Mas escrever só isso é feio, né? Então vamos as redundâncias.

Todos nós temos uma série de limitações que nos incomodam. Podem ser físicas, mentais, financeiras, estéticas. Elas nos assombram, especialmente porque vemos pessoas ao nosso redor que não tem esta
limitação e pensamos sempre que seria muito bom ser aquela pessoa, que não é como eu e quem alfa, beta e gama de coisas diferentes de mim. Se eu pudesse cantar como Bobby McFerrin (http://pt.wikipedia.org/wiki/Bobby_mcferrin), dançar como Nijinsky (http://pt.wikipedia.org/wiki/Nijinsky), interpretar como Meryl Streep (http://pt.wikipedia.org/wiki/Meryl_Streep), improvisar como Colin Mochrie (http://pt.wikipedia.org/wiki/Colin_Mochrie), eu seria um grande artista. Mas, infelizmente, estou fadado a cantar, dançar, interpretar e improvisar como eu mesmo.

O quanto isso me afeta negativamente?

Se a sua vida não tivesse limites, eu posso te dizer quem você seria. Você seria um(a) babaca. Tá duvidando? É só procurar saber o que qualquer filho de milionário andou fazendo de bobagens, ver que tipo de filho vem de uma educação onde absolutamente tudo que a criança faz é permitido, ver os vexames de pessoas que ficaram famosas rapidamente, da noite para o noite, causam só pra se manterem no foco da atenção. São exceções? Sempre me pareceram a regra. Pessoas que não sabem quais são os limites das suas ações consigo mesmo ou perante os outros tendem a ser nocivos para as pessoas ao seu redor.

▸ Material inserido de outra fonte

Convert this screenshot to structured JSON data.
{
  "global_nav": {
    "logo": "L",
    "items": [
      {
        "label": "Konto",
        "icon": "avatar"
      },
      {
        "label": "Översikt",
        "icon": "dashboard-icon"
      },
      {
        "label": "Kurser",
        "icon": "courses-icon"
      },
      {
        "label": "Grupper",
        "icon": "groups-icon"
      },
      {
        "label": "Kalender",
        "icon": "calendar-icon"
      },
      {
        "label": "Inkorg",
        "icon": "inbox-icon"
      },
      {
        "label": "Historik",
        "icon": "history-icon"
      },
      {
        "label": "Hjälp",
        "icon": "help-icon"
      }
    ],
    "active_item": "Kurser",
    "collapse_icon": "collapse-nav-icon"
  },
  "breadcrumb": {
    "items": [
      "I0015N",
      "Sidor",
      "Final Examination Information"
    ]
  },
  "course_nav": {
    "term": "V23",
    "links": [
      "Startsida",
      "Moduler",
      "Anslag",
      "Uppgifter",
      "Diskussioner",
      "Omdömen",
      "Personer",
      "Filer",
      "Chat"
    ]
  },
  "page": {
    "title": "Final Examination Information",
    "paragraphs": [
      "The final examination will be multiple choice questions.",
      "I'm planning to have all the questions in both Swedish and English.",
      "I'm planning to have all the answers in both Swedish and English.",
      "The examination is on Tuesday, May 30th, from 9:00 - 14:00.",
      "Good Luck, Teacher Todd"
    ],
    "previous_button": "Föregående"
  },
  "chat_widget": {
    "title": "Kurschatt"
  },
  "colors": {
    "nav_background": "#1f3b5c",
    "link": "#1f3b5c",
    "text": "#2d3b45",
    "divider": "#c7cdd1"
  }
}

Você tem limites? Todo mundo tem limites. Há uma alta probabilidade do Bobby McFerrin desejar dançar como o Nijinsky, já que um dos títulos de uma de suas músicas é “All feet can dance” (todos os pés podem
dançar).

Você não abre as pernas em 180 graus? Poucos fazem isso e não fará grande diferença na maioria dos personagens que você representaria no palco – você só perdeu uma piada, que é imitar o Jean Claude Van Damme.

Sua voz não é igual da Yma Sumac (http://pt.wikipedia.org/wiki/Yma_Sumac)? Quantos personagens você já fez que deram errado por causa da falta de alcance da sua voz? Você acha que vozes limitadas não atuam e não cantam? Preciso te apresentar Bob Dylan, Chico Buarque…

O ponto deste texto é: saiba quais são suas limitações e viva com elas. Elas não são você, elas constituem quem você se tornou. Se você acha que limitações de qualquer natureza podem ditar que tipo de vida
você terá, daí precisarei te apresentar o Stephen Hawking (http://pt.wikipedia.org/wiki/Stephen_Hawking).

A vontade de escrever um texto sobre isto veio por causa deste vídeo, do artista plástico Phil Hansen. Queria que todos os improvisadores do mundo assistissem e, como Phil, simplesmente aceitassem quem são e usassem isso como catalisador da sua arte.

PS – Todas as vezes que você pensar que você é um artista limitado, pense positivo: até o Adam Sandler virou um artista de sucesso!